As if I didn’t need any more public shame
Now, the process remains the same for any size of infestation. Not only did I need to get rid of most of my shit, and sleep on an inflatable mattress, but I also had to remove any electrical outlet and light switch covers, and literally rip off the wooden tiles that separate the wall and floor.
“But why don’t you just sleep at your mom’s?” I hear you ask. Well as one of the few tenants with bed bugs (they choose specific hosts) I was asked to stay in the apartment to essentially function as a litmus test to see if the product they use is strong enough or if they need to upgrade to a stronger chemical. The idea is that they’ll get caught on the double sided tape in attempts to get to me. And if they do manage to even get to the tape, that means whatever product they’re spraying isn’t strong enough. I’m left wondering why the world’s best biomedical organizations haven’t even tried to capitalize on a better solution than this one which seems to not have evolved past the 1800s
So sleep with the knowledge that there’s a hungry gang of bloodsucking children in your room, physically and emotionally exert yourself to the max to take care of the issue, and then add entire days of online classes to the mix sitting on the floor. Suddenly you’ve got a fun roster of topics to bring up to your therapist at your next meeting.

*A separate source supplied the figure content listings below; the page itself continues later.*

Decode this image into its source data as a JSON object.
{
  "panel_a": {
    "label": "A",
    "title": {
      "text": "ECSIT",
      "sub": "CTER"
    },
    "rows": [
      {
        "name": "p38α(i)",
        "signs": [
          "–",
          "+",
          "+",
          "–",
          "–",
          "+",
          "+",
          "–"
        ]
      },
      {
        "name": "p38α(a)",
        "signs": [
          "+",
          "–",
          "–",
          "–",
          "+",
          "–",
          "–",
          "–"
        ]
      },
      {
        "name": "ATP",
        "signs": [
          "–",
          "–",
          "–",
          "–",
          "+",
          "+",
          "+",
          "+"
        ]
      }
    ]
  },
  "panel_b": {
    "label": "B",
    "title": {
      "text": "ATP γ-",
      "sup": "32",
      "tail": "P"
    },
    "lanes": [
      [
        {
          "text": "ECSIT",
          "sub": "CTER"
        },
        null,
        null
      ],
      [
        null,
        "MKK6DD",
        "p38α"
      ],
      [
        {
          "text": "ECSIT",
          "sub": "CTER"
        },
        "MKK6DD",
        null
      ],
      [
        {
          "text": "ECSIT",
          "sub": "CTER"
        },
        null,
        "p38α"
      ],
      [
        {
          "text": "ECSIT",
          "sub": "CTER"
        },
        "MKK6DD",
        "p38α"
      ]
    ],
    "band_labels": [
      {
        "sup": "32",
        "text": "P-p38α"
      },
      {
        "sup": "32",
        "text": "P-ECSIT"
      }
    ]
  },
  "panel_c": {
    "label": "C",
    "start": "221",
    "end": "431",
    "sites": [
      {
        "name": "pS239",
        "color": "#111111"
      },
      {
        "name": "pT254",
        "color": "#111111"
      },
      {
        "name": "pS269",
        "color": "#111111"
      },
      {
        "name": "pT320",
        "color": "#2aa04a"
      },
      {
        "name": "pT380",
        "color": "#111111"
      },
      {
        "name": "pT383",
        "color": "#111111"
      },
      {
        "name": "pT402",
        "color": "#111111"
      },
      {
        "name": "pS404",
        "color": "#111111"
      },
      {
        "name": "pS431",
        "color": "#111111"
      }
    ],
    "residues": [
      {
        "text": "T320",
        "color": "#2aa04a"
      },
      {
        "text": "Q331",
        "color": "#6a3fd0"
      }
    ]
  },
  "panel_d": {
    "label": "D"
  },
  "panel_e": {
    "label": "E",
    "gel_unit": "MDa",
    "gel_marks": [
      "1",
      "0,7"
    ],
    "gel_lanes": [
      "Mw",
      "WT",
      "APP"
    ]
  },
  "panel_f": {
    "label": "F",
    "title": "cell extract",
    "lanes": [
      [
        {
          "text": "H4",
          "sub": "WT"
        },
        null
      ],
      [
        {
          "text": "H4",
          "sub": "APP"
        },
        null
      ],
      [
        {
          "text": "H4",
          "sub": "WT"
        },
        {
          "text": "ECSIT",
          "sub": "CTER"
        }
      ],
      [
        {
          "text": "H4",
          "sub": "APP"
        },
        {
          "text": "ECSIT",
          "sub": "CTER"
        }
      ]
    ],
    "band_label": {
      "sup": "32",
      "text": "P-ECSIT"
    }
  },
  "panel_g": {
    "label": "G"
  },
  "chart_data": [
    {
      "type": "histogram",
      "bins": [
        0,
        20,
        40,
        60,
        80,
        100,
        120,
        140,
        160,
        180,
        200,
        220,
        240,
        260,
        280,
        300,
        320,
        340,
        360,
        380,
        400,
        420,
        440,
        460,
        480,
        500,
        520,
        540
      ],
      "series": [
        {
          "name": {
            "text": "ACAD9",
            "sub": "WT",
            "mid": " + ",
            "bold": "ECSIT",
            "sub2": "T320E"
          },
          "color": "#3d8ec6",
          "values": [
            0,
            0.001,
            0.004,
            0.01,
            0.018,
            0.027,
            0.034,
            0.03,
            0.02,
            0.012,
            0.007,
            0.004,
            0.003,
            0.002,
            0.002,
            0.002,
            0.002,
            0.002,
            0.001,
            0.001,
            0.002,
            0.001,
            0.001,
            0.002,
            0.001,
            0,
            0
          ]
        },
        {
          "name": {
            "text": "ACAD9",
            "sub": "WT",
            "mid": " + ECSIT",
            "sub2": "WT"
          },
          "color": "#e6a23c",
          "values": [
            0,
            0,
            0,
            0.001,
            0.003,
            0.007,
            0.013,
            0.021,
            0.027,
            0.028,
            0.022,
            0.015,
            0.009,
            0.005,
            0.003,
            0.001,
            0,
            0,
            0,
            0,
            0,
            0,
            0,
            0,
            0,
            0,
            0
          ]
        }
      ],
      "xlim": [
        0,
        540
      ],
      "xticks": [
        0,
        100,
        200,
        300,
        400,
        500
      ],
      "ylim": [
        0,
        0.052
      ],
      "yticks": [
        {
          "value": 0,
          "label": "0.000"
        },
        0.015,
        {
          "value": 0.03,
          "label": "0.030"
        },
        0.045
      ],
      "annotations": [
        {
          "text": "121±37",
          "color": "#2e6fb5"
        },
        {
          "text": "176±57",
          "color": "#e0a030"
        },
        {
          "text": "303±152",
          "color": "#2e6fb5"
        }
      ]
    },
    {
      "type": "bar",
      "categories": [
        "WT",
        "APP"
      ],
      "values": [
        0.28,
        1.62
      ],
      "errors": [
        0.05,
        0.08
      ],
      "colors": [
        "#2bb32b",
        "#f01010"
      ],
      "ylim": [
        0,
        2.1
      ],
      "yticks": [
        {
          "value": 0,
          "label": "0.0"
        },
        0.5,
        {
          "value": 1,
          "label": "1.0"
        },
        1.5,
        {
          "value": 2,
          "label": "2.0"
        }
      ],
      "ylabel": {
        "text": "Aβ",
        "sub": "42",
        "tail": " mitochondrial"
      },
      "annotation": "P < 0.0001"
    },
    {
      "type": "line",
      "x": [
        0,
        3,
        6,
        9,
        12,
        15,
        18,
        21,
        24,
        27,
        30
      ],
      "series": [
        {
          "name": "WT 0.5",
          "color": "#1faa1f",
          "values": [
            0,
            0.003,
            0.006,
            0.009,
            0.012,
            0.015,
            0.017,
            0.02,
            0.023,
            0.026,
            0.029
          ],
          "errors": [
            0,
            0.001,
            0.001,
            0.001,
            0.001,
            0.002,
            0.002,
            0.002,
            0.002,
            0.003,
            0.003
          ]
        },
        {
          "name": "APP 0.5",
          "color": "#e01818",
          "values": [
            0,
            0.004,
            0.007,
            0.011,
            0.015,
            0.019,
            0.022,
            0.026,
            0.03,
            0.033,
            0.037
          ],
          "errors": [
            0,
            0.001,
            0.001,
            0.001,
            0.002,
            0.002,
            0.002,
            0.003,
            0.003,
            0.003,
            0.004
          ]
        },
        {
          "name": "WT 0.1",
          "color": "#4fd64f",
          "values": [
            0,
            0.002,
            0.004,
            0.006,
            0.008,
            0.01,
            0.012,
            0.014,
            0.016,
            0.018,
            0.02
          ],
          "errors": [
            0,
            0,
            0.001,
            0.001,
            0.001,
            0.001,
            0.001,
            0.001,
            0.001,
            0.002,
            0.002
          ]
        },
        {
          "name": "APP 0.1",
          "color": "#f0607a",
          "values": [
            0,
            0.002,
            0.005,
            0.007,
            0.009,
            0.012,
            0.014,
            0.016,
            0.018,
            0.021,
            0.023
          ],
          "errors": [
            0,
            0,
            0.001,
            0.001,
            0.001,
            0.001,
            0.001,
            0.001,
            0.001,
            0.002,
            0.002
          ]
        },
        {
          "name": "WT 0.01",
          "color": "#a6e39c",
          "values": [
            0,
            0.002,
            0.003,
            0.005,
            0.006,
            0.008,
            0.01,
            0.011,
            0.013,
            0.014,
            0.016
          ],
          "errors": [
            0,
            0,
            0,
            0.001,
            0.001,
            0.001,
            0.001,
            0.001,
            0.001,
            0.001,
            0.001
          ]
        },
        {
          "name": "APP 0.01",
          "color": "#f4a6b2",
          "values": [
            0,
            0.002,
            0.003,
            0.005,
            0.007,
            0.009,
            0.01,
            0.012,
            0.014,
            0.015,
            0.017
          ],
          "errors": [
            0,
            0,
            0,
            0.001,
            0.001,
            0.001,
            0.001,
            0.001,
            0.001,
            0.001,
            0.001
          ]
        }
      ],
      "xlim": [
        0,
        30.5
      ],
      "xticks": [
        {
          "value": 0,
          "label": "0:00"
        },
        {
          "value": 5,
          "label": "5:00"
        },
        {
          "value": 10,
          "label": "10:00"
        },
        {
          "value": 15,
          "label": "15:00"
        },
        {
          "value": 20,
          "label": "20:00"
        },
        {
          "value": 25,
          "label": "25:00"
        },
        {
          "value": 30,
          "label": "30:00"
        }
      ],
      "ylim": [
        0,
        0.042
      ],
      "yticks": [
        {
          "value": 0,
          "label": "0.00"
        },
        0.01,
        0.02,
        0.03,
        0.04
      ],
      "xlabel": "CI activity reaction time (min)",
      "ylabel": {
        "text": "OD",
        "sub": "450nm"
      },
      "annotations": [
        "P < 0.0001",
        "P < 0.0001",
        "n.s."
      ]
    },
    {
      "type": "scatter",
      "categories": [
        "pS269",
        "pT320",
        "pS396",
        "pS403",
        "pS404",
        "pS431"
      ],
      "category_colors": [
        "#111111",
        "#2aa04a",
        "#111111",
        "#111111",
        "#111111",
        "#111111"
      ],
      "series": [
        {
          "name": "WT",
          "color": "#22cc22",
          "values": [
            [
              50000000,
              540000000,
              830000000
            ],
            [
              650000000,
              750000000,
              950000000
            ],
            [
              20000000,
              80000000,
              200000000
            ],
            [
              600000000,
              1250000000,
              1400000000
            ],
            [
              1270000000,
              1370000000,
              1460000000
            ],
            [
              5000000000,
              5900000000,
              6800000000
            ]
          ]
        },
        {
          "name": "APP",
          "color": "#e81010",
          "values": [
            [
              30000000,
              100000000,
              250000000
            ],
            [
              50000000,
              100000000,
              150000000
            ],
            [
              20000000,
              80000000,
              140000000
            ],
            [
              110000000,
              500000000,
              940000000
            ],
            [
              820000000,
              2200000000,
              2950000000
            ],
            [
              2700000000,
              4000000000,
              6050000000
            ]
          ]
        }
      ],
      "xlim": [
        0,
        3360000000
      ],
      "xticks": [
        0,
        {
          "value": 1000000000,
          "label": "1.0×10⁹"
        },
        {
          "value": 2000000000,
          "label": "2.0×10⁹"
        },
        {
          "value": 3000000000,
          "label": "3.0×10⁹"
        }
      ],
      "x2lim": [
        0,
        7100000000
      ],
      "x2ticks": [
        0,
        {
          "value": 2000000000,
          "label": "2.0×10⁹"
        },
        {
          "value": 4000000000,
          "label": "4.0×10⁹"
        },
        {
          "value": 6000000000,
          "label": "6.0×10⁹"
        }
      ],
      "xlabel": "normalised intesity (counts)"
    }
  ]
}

We’re all sick of talking about silver linings (thanks for that one Rona) but I truly did find that one of the silver linings here was that I can now be a true minimalist like every travel influencer and YouTuber these days. That said, fuck those pretentious assholes. Why can’t they just be sad like the rest of us?
The other silver lining is that bedbugs are fairly easy to catch. So in theory, you could potentially plant a couple in the home of your least favourite person and watch their life get turned upside down over the following month. Bonus points if it’s during a pandemic!